Ioan Gruffudd in ‘Harrow’. 

Released today, the COVID-Safe Guidelines developed by the Australian Screen Sector Task Force set the stage for an imminent return to screen production – but only after travel restrictions are eased and the insurance risk issue is solved.

The 41-page document is designed to help producers eliminate and minimise the risks associated with exposure of personnel to COVID-19 as production resumes.

The task force comprised reps of Screen Australia, Screen Producers Australia, the MEAA, AFTRS, state agencies, guilds, the ABC, SBS, Ausfilm and a number of production companies.

Screen Australia CEO Graeme Mason said, “These guidelines are an essential tool to help the Australian industry get back to the business of creating world-leading screen stories. Whilst each production will need to have their own individual plan, we hope that the COVID-Safe Guidelines will help inform practitioners on what they need to be considering before they get back up and running.”

However Mason expects the budgets of dramas will go up significantly to cover the costs of making sets COVID-19-safe, and that will also mean the volume of filming each day will drop.

“There will be potentially massive additional costs for most scripted productions,” he tells IF. “I expect all federal and state funding bodies and networks will have to fund fewer things because potentially they will all cost more. That’s even before you factor in if there is overage for a shutdown or slow down, let alone an insurance issue.”

Mason added that Screen Australia’s immediate priority is to help get productions that had been suspended up and running.

The guidelines, which address such subjects as duties under Work Health and Safety laws, risk management, control measures and incident management, were drawn up in consultation with the federal Department of Health and law firm Clyde & Co.

SPA CEO Matt Deaner hailed the document as an important milestone in returning to the production of quality Australian content and the ability to capitalise on export opportunities.

The pandemic has disrupted 120 productions, affecting more than 30,000 employees, freelancers and contractors, and caused estimated damage to the sector of more than $2 billion, according to SPA.

Today SPA backed calls by CJZ’s Nick Murray and See-Saw Films’ Emile Sherman urging the government to cover the COVID-19 risk, warning: “Without some form of assistance, production activity will stall, despite the best efforts and innovation of production businesses.”

Communications Minister Paul Fletcher has acknowledged this is a key issue and he has asked his department and Screen Australia for advice, while noting this would require a whole-of-government response as a number of sectors are affected.

Deaner reiterated his criticism of the temporary suspension of the commercial free-to-air networks’ local content quotas and the lack of transparency surrounding the government’s decision.

Noting that production has continued on children’s animation and documentaries and the imminent resumption of other productions, Deaner said: “A blanket suspension in 2020 makes no sense and the decision should be reversed.
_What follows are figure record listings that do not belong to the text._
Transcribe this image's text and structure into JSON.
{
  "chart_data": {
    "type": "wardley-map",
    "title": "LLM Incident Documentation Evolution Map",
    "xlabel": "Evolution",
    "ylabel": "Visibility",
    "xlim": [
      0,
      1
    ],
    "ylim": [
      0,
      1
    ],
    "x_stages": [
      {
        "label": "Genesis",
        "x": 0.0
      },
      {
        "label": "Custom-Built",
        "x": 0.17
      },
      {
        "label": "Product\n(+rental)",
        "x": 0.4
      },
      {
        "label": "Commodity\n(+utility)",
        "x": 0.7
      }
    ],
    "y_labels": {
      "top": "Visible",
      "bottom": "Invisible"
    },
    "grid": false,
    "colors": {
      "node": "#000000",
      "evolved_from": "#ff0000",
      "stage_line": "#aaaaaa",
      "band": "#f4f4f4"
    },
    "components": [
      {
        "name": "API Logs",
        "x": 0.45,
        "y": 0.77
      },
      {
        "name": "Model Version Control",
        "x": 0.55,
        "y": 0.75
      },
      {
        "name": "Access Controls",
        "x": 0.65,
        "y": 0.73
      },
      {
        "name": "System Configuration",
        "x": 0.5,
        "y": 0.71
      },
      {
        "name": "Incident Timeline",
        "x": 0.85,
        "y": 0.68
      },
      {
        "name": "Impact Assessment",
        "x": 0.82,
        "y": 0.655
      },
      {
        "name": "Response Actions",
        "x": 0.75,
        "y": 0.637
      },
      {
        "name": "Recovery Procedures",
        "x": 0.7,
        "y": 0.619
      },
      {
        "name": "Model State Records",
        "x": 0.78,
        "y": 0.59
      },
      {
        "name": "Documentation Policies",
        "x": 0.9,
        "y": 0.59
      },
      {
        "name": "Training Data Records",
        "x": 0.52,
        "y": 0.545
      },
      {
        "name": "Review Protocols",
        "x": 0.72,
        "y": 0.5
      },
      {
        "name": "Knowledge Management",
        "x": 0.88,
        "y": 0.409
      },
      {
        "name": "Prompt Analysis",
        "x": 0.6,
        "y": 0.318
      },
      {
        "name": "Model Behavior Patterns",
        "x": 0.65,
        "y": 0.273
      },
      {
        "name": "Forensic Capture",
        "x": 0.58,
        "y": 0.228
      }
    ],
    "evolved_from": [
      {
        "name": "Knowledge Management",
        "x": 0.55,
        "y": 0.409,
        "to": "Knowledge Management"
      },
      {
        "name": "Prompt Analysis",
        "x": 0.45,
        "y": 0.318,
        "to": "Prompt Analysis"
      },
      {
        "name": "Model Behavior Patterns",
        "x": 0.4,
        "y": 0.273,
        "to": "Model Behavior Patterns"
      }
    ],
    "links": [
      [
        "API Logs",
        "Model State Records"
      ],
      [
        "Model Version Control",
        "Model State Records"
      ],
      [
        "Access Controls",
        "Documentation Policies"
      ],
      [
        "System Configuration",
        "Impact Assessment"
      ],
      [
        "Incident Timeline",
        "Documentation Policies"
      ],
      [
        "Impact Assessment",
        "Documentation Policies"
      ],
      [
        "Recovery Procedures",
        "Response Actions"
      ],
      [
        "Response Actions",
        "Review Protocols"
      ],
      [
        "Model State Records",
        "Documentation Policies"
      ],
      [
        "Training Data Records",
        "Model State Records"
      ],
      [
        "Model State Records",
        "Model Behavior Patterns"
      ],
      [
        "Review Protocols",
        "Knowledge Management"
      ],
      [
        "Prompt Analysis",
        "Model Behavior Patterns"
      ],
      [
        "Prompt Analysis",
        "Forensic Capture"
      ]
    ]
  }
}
All it does is smother commissioning demand at a time when the industry needs it more than ever.”

Hoodlum Entertainment is keen to resume filming season two of Network 10’s Five Bedrooms in Melbourne and season 3 of the ABC’s Harrow in Queensland.

First, it needs the government’s help to be able to bring back Harrow’s Ioan Gruffudd from Los Angeles and co-star Miriama Smith from New Zealand, and the lifting of interstate travel restrictions.

“Our team is doing their very best to expedite the process so we can get moving as soon as possible,” Hoodlum’s Nathan Mayfield told IF.

Mason says: “We are providing support to productions on any issue which is stopping them from completing, and making any assistance we can to federal and state governments.”

Fremantle led the world when it resumed shooting Neighbours in Melbourne using strict health and safety protocols. Chris Oliver-Taylor, Fremantle CEO Asia-Pacific, said: “We have been thrilled to work with AFTRS as we all look to restart the industry, which can only be a great thing for audiences and the economy.”

AFTRS CEO Nell Greenwood said: “The number one priority of the Task Force is the safety and well-being of production teams and those who work with them. The guidelines have been an incredible collaborative effort across the industry and are a significant step in getting screen production back on the road to recovery.”

MEAA CEO Paul Murphy said: “The safety of everyone working on productions is paramount as the industry prepares to get back to work. While these Guidelines have been drawn up collaboratively and with the best intentions of all stakeholders, the industry will need to be hyper-vigilant to ensure they are implemented thoroughly.

“This is a time for employers, government and union members to work together to ensure that workers are safe as we create the entertainment Australians love.”